Ладно ещё Валялкин, который и защищаться-то пока почти не научился, но она… Ей ли было не знать, что раз Куб зеркальный, то он отразит любую магию, в шесть раз увеличив её мощь, и обратит против выпустившего искру. Она — одна из сильнейших магов в мире — попалась в такую глупую ловушку.
Там, на Исчезающем Этаже её вдруг охватила неизвестно откуда взявшаяся ярость и ненависть к Чуме… отчаянное желание уничтожить ту раз и навсегда. Она выпустила двойной Фронтис. Искра отскочила от зеркальной поверхности Куба и полетела к ней. Медузия попыталась погасить искру плащом, но ничего не вышло. Она не смогла устоять на ногах после удара и упала на каменный холодный пол. Где-то под рёбрами запоздало вспыхнула дикая боль. Перед тем как потерять сознание, Медузия услышала противный смех Чумы-дель-Торт, похожий на шуршание наждачной бумаги.
А дальше — пустота.
Медузия как будто и не жила последние недели. Всё было как в тумане. Изредка наблюдались короткие проблески, когда она понимала, что делает, и даже могла контролировать свои действие. Всё остальное же казалось ей долгим сном… Чужим сном. Словно и не с ней всё это происходило.
Однажды ночью она возвращалась в свою комнату, когда до неё донеслось известие, что Таню наконец нашли в ангаре Гоярына. Медузия, не знавшая до этого даже о её пропаже, внезапно напряглась и явственно ощутила, как липкий страх ползёт по спине. И в то же мгновение ей вдруг показалось, что сознание её стало наконец свободным и чистым, чего не ощущалось довольно давно. Однако долго это не продлилось.
В следующую минуту она узнала, что Таня в полной безопасности и сейчас должна быть в своей комнате, а вот Поклёп Поклёпыч не в самом хорошем расположении духа. Зуби сказала, что он рвёт и мечет, по его словам, ученица Гроттер натравила на него Гоярына, который почти поджарил завуча живьём. Но это было уже делом второстепенным. Когда основная волна страха ушла, Медузия снова почувствовала чьё-то присутствие в своей голове. Противный смех старухи доносился откуда-то издалека.
Её в ту же минуту накрыло волной досады и разочарования. Ей казалось, что она висит на волоске, готовая вот-вот сорваться с крючка Чумихи, а теперь этот волосок стремительно утолщался, не давая шанса на спасение. Медузия всегда гордилась своей силой воли и считала, что уж её подчинить никому не под силу. А зря. Самоуверенность — хорошее качество, но когда она в избытке — это прямой путь к провалу. Медузия почему-то забыла об этом в самый нужный момент. Оказывается, её воля не настолько сильна, даже её не хватало, чтобы перестать быть марионеткой Чумы.

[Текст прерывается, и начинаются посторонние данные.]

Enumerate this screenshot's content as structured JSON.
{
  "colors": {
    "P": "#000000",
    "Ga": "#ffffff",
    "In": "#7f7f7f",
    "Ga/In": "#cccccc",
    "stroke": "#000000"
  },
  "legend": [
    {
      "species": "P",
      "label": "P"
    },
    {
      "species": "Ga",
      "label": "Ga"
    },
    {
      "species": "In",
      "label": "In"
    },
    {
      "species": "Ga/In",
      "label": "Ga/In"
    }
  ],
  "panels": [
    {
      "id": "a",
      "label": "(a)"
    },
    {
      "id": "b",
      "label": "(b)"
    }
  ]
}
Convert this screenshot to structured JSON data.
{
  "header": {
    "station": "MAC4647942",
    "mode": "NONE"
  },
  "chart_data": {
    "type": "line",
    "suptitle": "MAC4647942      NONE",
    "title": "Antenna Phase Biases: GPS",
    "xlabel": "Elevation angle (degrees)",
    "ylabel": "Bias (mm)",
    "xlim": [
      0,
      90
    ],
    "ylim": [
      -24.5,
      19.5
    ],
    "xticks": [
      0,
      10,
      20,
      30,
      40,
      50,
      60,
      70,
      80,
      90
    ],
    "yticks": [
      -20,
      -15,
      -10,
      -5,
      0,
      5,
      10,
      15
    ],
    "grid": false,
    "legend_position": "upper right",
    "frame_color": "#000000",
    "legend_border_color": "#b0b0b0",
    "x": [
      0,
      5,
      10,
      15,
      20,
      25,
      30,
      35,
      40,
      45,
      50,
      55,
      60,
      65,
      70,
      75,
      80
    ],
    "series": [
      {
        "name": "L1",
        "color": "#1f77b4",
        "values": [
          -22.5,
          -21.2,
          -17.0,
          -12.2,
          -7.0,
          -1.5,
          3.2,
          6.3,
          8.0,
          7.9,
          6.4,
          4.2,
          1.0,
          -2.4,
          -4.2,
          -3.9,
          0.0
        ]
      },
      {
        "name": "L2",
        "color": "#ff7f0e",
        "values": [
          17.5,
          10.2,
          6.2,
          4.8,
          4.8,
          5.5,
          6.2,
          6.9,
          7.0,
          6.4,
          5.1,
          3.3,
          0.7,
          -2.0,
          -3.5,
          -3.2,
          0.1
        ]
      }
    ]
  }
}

Однако в тот вечер она не ощущала чувства полного подчинения, словно кто-то просто держал её под контролем, не давая совершить того, что было бы неугодно хозяйке, но не делал из неё зомби. Может быть, всё это было коварным планом старухи, чтобы несколько ослабить желание Медузии сопротивляться. Может быть, она просто берегла силы для более важного момента. А может быть, Чумиха знала, что Медузия попытается защитить Таню, и ей это было на руку. Этого она уже не узнает.
В любом случае, у неё появилось пространство для манёвра, и она в ту же ночь отправилась к ангарным джиннам, чтобы узнать, что произошло. Когда картинка собралась воедино, Медузия уже знала, что к лопухоидам Таню не отправят, да и Поклёпу не позволят её зомбировать. Впрочем, и сам Поклёп никогда не собирался на самом деле делать что-то подобное с учениками. Несмотря на свой скверный характер, он сам не раз говорил, что все его угрозы были лишь для того, чтобы напугать малышню и добиться хоть какого-то подобия дисциплины в школе. Зомбирующая магия слишком серьёзна и страшна, чтобы применять её к непослушным детям.
Медузия не дождалась утра, ворвалась в кабинет академика среди ночи. В последнее время он часто оставался здесь, засыпая за столом в компании стопок книг и отчётов. В ту ночь он не спал. Когда Медузия зашла, он перебирал какие-то бумаги. Оконной рамы в кабинете не было, вместо неё в стене зияла дыра, которая была закрыта плотным магическим полем, не пропускающим холодный воздух в помещение. Так Медузия узнала, что с ангара Поклёп влетел как раз в кабинет к академику через окно.
Она прослушала половину рассказа Сарданапала о ночных приключениях завуча. Смотрела, как в его глазах отражались блики пламени от свечей, как он слегка приподнимал уголки губ, как будто посмеиваясь над Поклёпом… Но не со зла, нет, как-то по-доброму… Как неловко он крутил перстень на пальце. И в это мгновение Медузию захлестнуло волной всепоглощающей нежности. Она только сейчас осознала, как сильно скучала по нему. За последнее время они позволили себе остаться наедине от силы пару раз. Всё резко навалилось: восстановление школы, возвращение детей вместе с их неизменным умением вляпываться в неприятности, ещё и Магщество грозилось отправить очередную проверку, из-за чего приходилось приводить в порядок всю документацию.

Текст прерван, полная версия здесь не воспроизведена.